Some of the Greatest Chefs in the World are found in Orange County, California.

What is your first food memory?

I remember being 7 or 8 years old and walking down the street every morning in the summer to the local bakery in Fall River, Massachusetts to get freshly made spinach pies and coffee milk. 

Why did you become a chef?

I enjoy the challenge of staying in control while working in an environment that can sometimes feel chaotic. I’ve always been drawn to the rigorous, yet also creative, conditions of the kitchen.   

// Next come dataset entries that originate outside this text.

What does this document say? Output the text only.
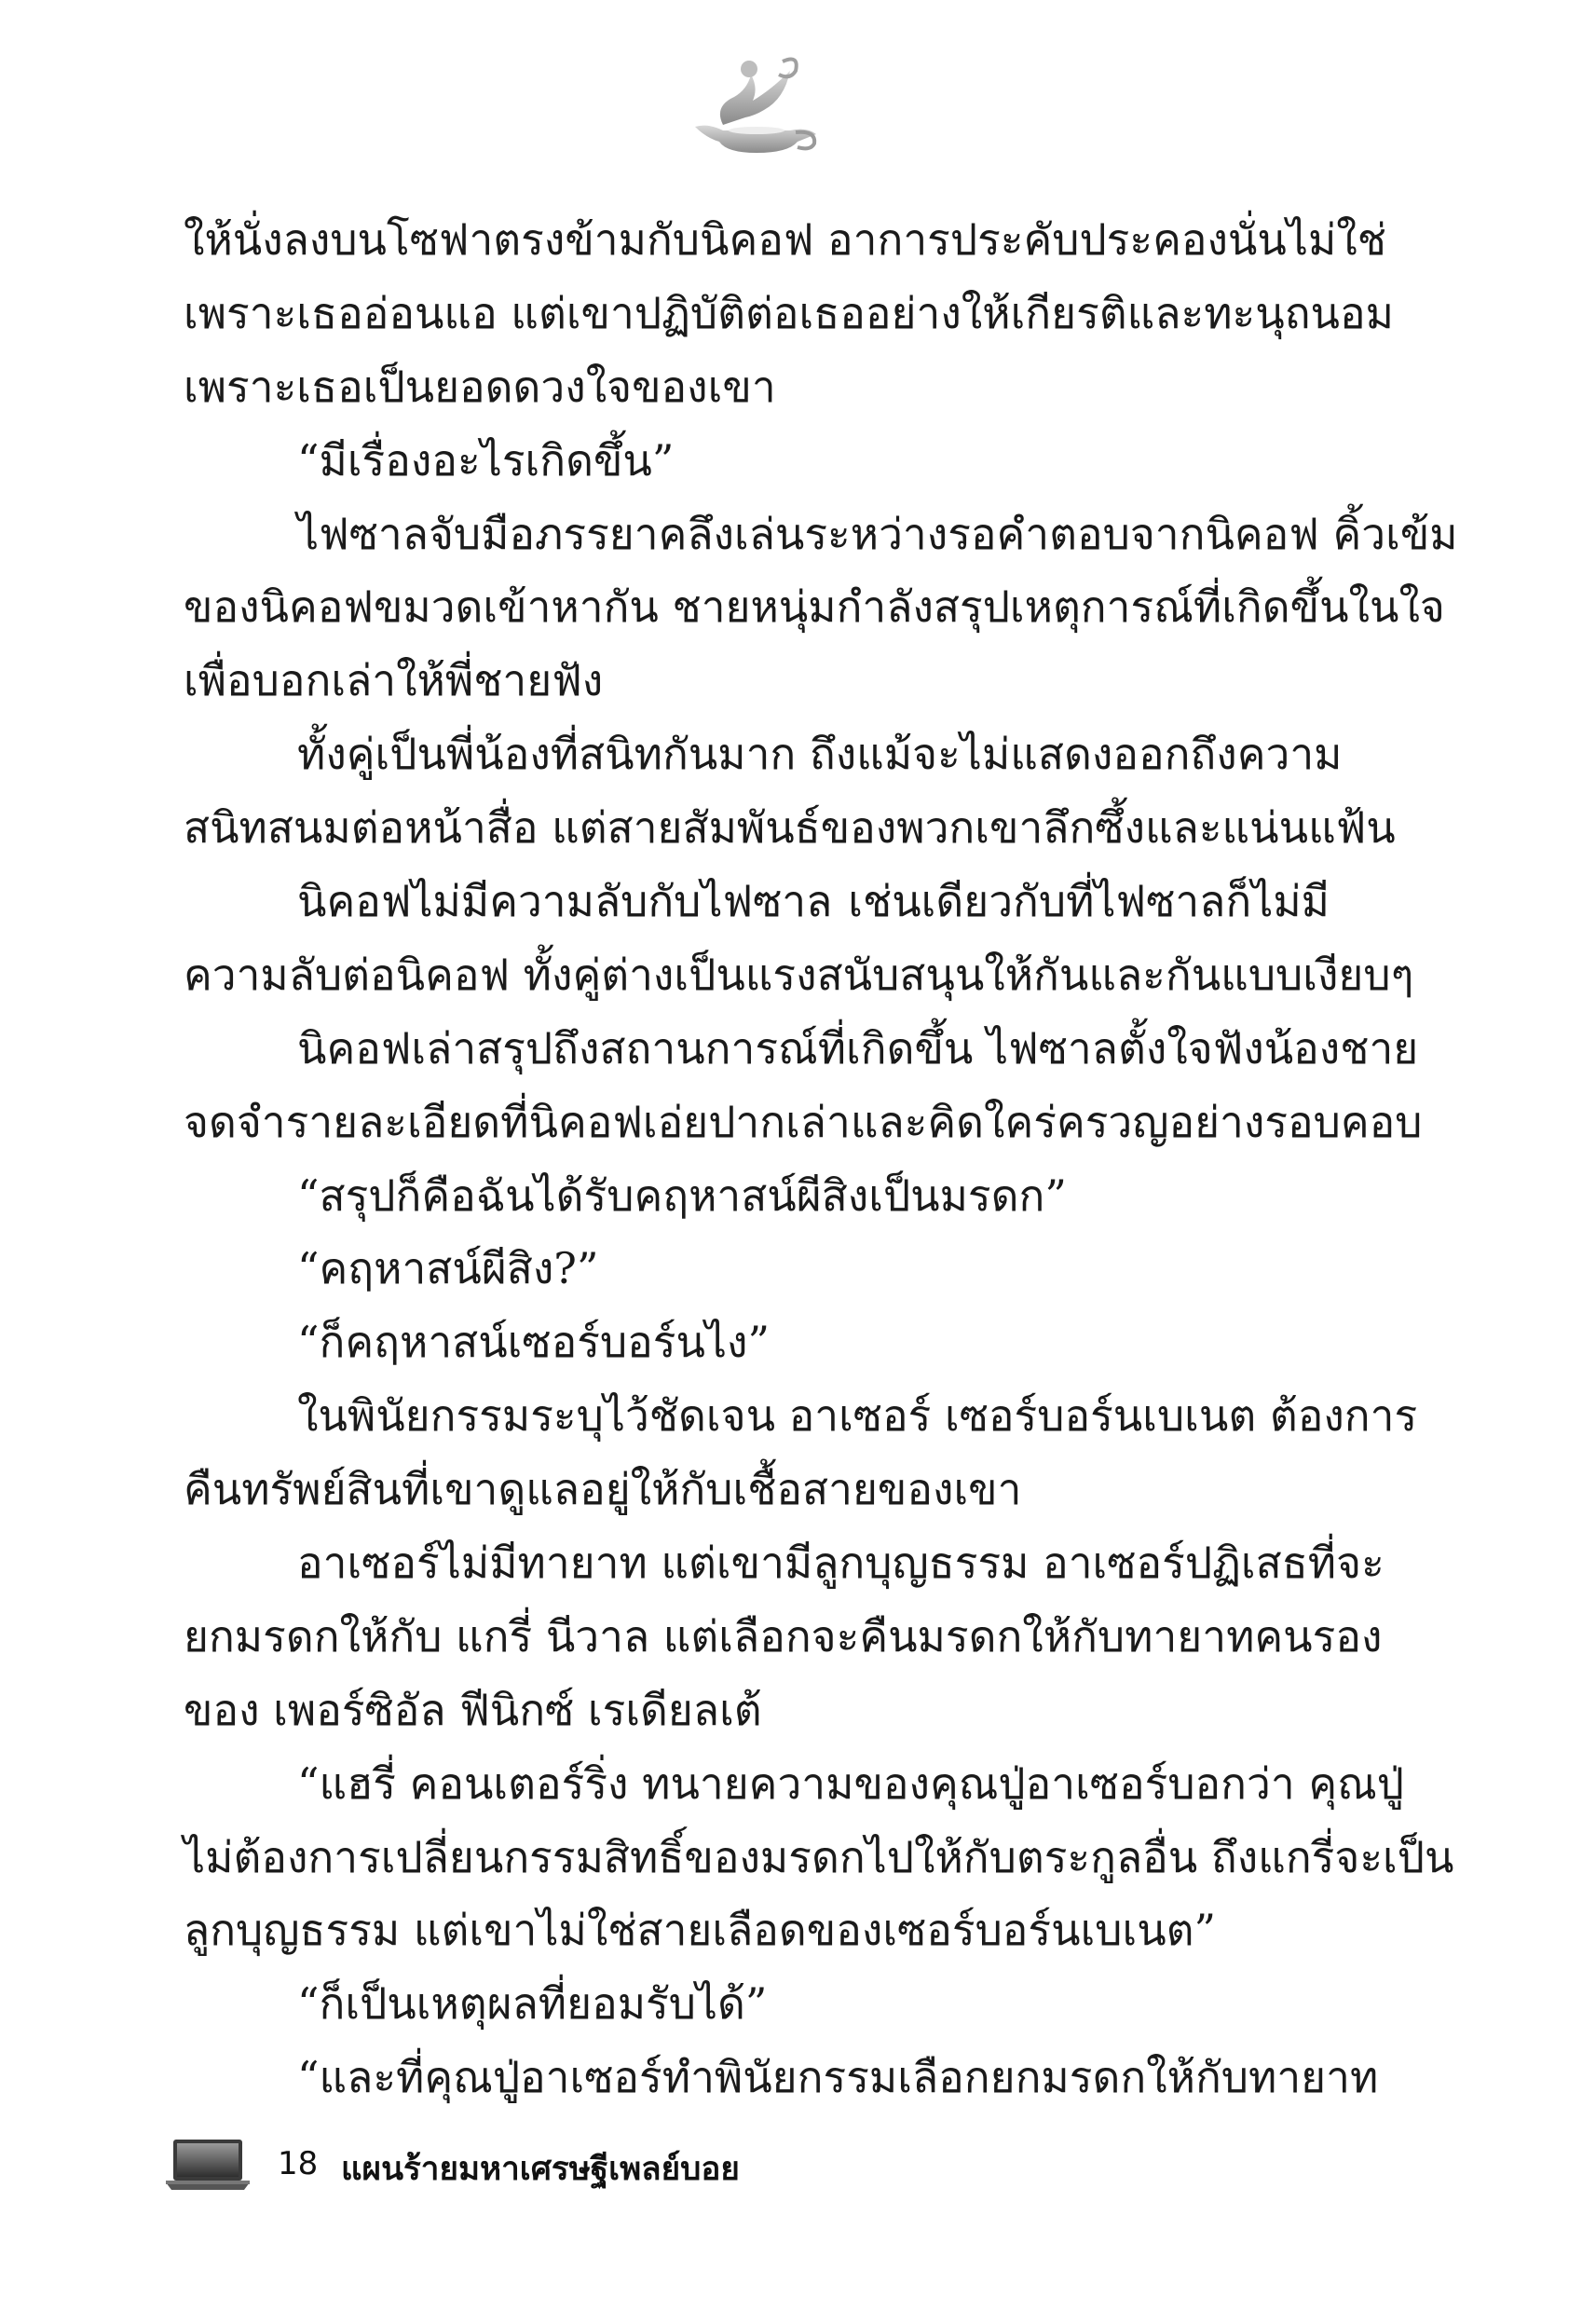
ให้นั่งลงบนโซฟาตรงข้ามกับนิคอฟ อาการประคับประคองนั่นไม่ใช่
เพราะเธออ่อนแอ แต่เขาปฏิบัติต่อเธออย่างให้เกียรติและทะนุถนอม
เพราะเธอเป็นยอดดวงใจของเขา
“มีเรื่องอะไรเกิดขึ้น”
ไฟซาลจับมือภรรยาคลึงเล่นระหว่างรอคำตอบจากนิคอฟ คิ้วเข้ม
ของนิคอฟขมวดเข้าหากัน ชายหนุ่มกำลังสรุปเหตุการณ์ที่เกิดขึ้นในใจ
เพื่อบอกเล่าให้พี่ชายฟัง
ทั้งคู่เป็นพี่น้องที่สนิทกันมาก ถึงแม้จะไม่แสดงออกถึงความ
สนิทสนมต่อหน้าสื่อ แต่สายสัมพันธ์ของพวกเขาลึกซึ้งและแน่นแฟ้น
นิคอฟไม่มีความลับกับไฟซาล เช่นเดียวกับที่ไฟซาลก็ไม่มี
ความลับต่อนิคอฟ ทั้งคู่ต่างเป็นแรงสนับสนุนให้กันและกันแบบเงียบๆ
นิคอฟเล่าสรุปถึงสถานการณ์ที่เกิดขึ้น ไฟซาลตั้งใจฟังน้องชาย
จดจำรายละเอียดที่นิคอฟเอ่ยปากเล่าและคิดใคร่ครวญอย่างรอบคอบ
“สรุปก็คือฉันได้รับคฤหาสน์ผีสิงเป็นมรดก”
“คฤหาสน์ผีสิง?”
“ก็คฤหาสน์เซอร์บอร์นไง”
ในพินัยกรรมระบุไว้ชัดเจน อาเซอร์ เซอร์บอร์นเบเนต ต้องการ
คืนทรัพย์สินที่เขาดูแลอยู่ให้กับเชื้อสายของเขา
อาเซอร์ไม่มีทายาท แต่เขามีลูกบุญธรรม อาเซอร์ปฏิเสธที่จะ
ยกมรดกให้กับ แกรี่ นีวาล แต่เลือกจะคืนมรดกให้กับทายาทคนรอง
ของ เพอร์ซิอัล ฟีนิกซ์ เรเดียลเต้
“แฮรี่ คอนเตอร์ริ่ง ทนายความของคุณปู่อาเซอร์บอกว่า คุณปู่
ไม่ต้องการเปลี่ยนกรรมสิทธิ์ของมรดกไปให้กับตระกูลอื่น ถึงแกรี่จะเป็น
ลูกบุญธรรม แต่เขาไม่ใช่สายเลือดของเซอร์บอร์นเบเนต”
“ก็เป็นเหตุผลที่ยอมรับได้”
“และที่คุณปู่อาเซอร์ทำพินัยกรรมเลือกยกมรดกให้กับทายาท
18 แผนร้ายมหาเศรษฐีเพลย์บอย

What did you want to be when you grew up?

Accountant for the Mafia.

If I weren’t a chef, I’d be: …bored!

Who are your favorite chefs?

Where do I start? When I was young, Emeril Lagasse, as one of the first celebrity chefs, was my hero. I looked up to him and he was the person that inspired me to become a chef. As an adult, Anthony Bourdain’s wanderlust has taught me to respect the history and tradition that can go into a meal. He will always be a legend in my book. Also, Daniel Humm, as a creative and intellectual evil genius in the kitchen, is intimidating at the very least. And last, Heston Blumenthal, the mad scientist, has taught me to respect cooking at a molecular level.

Which seasonings don’t you respect?

I respect them all. Equal rights for all seasonings.  

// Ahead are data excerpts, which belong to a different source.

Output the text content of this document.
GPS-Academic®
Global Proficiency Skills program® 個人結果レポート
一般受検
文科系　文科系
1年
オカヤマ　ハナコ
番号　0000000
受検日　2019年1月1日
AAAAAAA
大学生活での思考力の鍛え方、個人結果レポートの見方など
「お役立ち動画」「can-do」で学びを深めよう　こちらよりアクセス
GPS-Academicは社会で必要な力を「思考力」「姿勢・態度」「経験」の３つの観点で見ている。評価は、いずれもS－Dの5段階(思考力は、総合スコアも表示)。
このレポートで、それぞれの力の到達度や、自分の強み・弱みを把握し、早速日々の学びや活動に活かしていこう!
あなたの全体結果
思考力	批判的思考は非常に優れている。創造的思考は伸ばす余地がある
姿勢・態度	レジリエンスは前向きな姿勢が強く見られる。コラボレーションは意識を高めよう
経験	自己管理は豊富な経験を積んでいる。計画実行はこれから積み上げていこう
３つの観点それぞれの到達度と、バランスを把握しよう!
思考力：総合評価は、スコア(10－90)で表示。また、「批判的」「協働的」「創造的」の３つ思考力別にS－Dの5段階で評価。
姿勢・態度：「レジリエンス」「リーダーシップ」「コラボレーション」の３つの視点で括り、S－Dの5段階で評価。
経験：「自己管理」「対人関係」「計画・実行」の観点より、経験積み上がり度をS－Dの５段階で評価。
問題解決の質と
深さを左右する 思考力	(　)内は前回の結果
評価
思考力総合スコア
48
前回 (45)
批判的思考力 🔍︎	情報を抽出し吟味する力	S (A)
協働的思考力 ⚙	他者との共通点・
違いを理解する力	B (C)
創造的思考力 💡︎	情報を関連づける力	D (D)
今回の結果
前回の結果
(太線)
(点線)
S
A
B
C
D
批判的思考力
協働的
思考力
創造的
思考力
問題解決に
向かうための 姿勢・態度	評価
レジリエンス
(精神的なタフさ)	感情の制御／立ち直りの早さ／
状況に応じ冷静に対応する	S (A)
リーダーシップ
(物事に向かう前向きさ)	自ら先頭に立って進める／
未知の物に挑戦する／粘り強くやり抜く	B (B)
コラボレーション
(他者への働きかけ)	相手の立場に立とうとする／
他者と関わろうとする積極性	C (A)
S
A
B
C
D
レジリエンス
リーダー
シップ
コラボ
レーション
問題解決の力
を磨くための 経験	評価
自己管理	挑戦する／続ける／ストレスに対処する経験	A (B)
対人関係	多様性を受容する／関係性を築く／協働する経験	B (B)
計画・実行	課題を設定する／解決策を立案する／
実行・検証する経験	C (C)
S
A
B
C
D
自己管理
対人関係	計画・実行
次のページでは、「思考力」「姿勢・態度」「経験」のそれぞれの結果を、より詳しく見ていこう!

Any trends you consider overrated?

Cheetos as an ingredient! We should have all stopped eating them in the 8th grade.

Are there any culinary trends you like right now?

Mobile food ordering. (Disney has perfected this trend.)

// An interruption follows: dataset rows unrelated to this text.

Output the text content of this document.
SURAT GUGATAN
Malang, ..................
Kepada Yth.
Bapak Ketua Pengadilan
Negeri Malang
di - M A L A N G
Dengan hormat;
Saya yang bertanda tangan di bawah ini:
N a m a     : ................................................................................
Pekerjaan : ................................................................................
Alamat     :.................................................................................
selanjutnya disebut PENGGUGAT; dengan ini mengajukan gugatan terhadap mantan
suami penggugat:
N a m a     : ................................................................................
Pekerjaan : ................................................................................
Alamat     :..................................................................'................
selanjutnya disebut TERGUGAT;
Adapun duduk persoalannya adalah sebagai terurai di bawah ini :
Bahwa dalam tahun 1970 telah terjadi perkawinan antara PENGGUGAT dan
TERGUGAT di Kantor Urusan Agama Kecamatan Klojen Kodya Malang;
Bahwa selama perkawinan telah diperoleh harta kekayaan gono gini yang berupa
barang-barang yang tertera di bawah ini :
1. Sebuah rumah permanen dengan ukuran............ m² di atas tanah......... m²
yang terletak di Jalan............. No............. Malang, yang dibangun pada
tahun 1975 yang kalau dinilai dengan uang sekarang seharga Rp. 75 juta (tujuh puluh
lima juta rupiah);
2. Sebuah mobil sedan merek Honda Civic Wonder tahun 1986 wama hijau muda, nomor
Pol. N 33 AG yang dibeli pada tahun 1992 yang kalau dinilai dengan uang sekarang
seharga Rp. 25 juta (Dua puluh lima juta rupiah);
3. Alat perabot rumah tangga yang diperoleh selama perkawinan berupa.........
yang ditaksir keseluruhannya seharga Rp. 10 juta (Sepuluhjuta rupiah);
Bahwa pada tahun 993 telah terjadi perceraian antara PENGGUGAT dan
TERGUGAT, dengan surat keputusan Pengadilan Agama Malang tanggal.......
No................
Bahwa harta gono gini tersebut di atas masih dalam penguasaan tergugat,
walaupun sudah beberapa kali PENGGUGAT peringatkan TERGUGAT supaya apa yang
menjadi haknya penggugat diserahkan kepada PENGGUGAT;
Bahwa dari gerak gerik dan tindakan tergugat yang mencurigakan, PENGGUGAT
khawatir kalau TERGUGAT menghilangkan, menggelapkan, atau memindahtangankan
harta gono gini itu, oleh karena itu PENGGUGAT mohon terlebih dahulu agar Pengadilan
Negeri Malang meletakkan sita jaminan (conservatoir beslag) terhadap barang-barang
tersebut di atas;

What food is your guilty pleasure?

Lee’s Sandwiches. Special combination, extra pâté.

Your worst kitchen nightmare?

Dish pit mutiny. 

Best cooking tip for a novice?

Be humble! Humility will take you further in the kitchen, and in life, then arrogance ever will.

What’s your last meal on earth?

An exact repeat of a meal I had in Shimokitazawa Tokyo, Japan.

If you could cook for anyone who would it be?

My regulars. The guests that have grown up with me. The ones that have motivated me to be the best I can be, year after year. I get excited when I see a familiar name on the books. I consider my regulars my restaurant extended family.

What’s the best part about being a chef?

Watching another chef grow to their full potential. I enjoy building up and teaching a talented chef, and then letting that person go, and watching them fly.

What’s the most challenging part of being a chef?

Seeing potential and giftedness in a fellow chef and yet watching them take their own abilities and position for granted.